As Taliban steps up attacks, can Afghanistan hold peaceful national polls?
Afghan officials expect to open more polling centers in this spring's elections than in the last election. Recent attacks have raised doubts that this can happen.
Two recent Taliban attacks have raised concern about Afghanistan's preparedness for upcoming elections after Afghan security officials set an ambitious goal for polling in the country's violence-plagued hinterland.
Taliban gunmen killed an American soldier in an attack on a military base in Southern Afghanistan yesterday. The attack followed the killing of 21 people on Friday at a popular Kabul restaurant in one of the deadliest attacks against foreign civilians in Afghanistan since 2001.
Observers say the assaults shows how eager the Taliban are to display their strength during this critical period. Campaigning for Afghanistan's presidential election is scheduled to start on Feb. 2. Washington is pushing President Hamid Karzai to sign a security agreement that would allow a limited number of US and Western troops to remain after their mission officially finishes at the end of the year.
The attacks have added to skepticism over the government's upbeat appraisal. The Ministry of the Interior said Jan. 11 that more than 6,431 polling stations out of a total of 6,845, or nearly 95 percent, will be active for presidential and provincial council elections on Apr. 5, more than at the last election.
The latest election security assessment comes as surprise to some election analysts, members of parliament, and provincial government officials who say that the security situation throughout the country has gotten worse, not better, since the 2009 election.
“In many parts of the country, people can’t move freely in their own districts or villages because militants from different groups are there," says Naeem Ayubzada, director of the Transparent Election Foundation of Afghanistan, an independent group of 37 Afghan civil society organizations that monitors the election process. "The government’s security report for the elections is a political report and does not reflect the realities on the ground.”
According to incident reports from the Ministry of Interior, many of Afghanistan’s 11 provinces that border Pakistan are actively fighting the Taliban and other insurgent groups. Some provinces are believed to be controlled by shadow governments that answer to the Taliban. However, the election security assessment says all polling centers in six of those provinces will be secure to hold elections in April.

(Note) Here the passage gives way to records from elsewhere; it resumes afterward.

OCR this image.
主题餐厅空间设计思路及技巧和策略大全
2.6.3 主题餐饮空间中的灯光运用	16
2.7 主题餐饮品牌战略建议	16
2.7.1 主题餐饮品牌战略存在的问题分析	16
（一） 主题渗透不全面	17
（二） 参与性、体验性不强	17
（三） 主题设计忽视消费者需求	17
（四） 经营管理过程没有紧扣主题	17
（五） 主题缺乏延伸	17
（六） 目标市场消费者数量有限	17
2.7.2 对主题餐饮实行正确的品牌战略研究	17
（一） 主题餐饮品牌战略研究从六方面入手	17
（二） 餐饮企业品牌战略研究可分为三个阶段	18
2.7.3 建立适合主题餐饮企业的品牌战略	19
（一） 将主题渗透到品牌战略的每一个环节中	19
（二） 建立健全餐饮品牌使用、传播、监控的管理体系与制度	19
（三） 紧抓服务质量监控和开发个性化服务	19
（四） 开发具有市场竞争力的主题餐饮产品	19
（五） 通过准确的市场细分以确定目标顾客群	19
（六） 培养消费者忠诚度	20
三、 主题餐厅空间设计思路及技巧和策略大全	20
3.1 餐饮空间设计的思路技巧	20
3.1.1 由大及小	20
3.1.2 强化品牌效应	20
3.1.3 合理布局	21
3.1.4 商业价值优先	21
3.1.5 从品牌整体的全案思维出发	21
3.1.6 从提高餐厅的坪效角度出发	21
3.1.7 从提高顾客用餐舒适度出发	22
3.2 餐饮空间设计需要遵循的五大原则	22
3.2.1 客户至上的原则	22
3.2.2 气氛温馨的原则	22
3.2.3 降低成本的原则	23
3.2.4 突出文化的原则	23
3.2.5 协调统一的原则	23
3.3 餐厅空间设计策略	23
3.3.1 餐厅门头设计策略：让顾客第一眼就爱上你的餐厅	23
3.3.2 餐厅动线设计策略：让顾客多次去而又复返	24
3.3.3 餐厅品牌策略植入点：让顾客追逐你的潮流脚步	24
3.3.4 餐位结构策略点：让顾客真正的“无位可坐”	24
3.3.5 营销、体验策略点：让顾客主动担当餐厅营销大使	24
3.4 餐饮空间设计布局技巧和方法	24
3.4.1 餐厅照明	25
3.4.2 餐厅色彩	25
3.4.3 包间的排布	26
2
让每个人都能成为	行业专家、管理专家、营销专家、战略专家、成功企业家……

A female member of parliament from one of the provinces, who didn’t want to be identified for security reasons, says that her province is so insecure that she can only fly into the capital – driving on the roads is too unsafe.
“The Taliban control everything in the districts,” she says. “At this point I can’t see any of the polling sites being able to open except for the ones in the [provincial] capital.”
The female lawmaker said she understands that the Afghan government wants its people to take part in the elections but that it’s irresponsible for security forces to claim that they can safeguard districts that they don’t control.
“If the government doesn’t have control of some provinces and many local areas now, how can they be sure that they will in three months time?” asks Mr. Ayubzada.
'No choice but to move forward'
Even officials at Afghanistan’s Independent Election Commission (IEC) strike a cautious note. While they say they are working hard to prepare for the election, they don't want to give a false impression that all the polling centers are secure.
“The IEC relies on the Afghan governmental security organizations to tell us what areas are secure, but it’s obvious that in some areas we will be trying to conduct elections in the middle of fighting [between antigovernment groups and the Afghan and international security forces],” says IEC Chief Electoral Officer Ziaulhaq Amarkhil.
Nonetheless, Mr. Amarkhil and others say that the Afghan government has no choice but to move forward with the election plans.
“This is our time. The security won’t get better in two months or six months. There is no other way for political transition because Afghans are used to elections now and they won’t accept anyone choosing their leader for them,” says Amerkhil.
However, critics of the election process and security assessment say that a corrupt or unrepresentative election would also be unacceptable to Afghans and would hurt the legitimacy and control of any new government.
With 11 presidential candidates and the possibility of low voter turnout, a runoff vote may be needed. To win the first round, a candidate must garner more than 50 percent of votes cast.
As an independent election monitor, Ayubzada would like to see more coordination between the Afghan Ministries of Interior, Defense, and the National Directorate of Security. One suggestion: Assign army and police units to polling sites in advance so they can prepare for election day.
“There is very little coordination on security, especially election security preparations between the three Afghan security organizations and between the central and provincial departments of each of these organizations,” says Ayubzada.